Aggravating conditions of, and therapeutic options for, alcoholic myopathy. Alcoholic myopathy may be further exacerbated by critical illness, prolonged hospitalization, chronic infection (e.g., HIV), malnutrition, and inactivity. Therapeutic options to achieve muscle mass accretion and restoration of skeletal muscle function include complete abstinence or at least decreased alcohol consumption, as well as aerobic exercise and/or resistance training. Other approaches currently being tested in myopathies of different etiologies also could prove effective for alcoholic myopathy.
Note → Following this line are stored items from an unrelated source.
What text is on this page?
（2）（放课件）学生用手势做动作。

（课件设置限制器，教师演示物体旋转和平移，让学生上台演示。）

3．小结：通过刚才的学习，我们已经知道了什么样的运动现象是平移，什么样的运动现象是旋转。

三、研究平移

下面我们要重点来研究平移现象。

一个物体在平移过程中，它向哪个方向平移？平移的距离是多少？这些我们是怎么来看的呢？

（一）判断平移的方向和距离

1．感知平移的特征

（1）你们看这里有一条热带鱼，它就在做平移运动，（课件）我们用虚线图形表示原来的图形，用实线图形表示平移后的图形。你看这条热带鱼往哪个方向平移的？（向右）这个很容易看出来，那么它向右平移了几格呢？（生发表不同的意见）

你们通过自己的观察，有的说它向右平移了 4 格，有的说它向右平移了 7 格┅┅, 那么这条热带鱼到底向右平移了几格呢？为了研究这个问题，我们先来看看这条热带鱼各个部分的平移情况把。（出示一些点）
These include manipulation of the growth-hormone axis through administration of either insulin-like growth factor-1 (IGF-1), the principal mediator of growth-hormone action, or ghrelin, an upstream regulator of the growth hormone/mammalian target of rapamycin (mTOR) axis. Inhibition of myostatin, a negative regulator of muscle growth, may reduce Smad signaling, thereby preventing loss of muscle mass. Finally, exercise may lead to upregulation of Forkhead box protein O1 (FOXO1). Further studies are needed to determine the efficacy of these therapies for amelioration of alcoholic myopathy.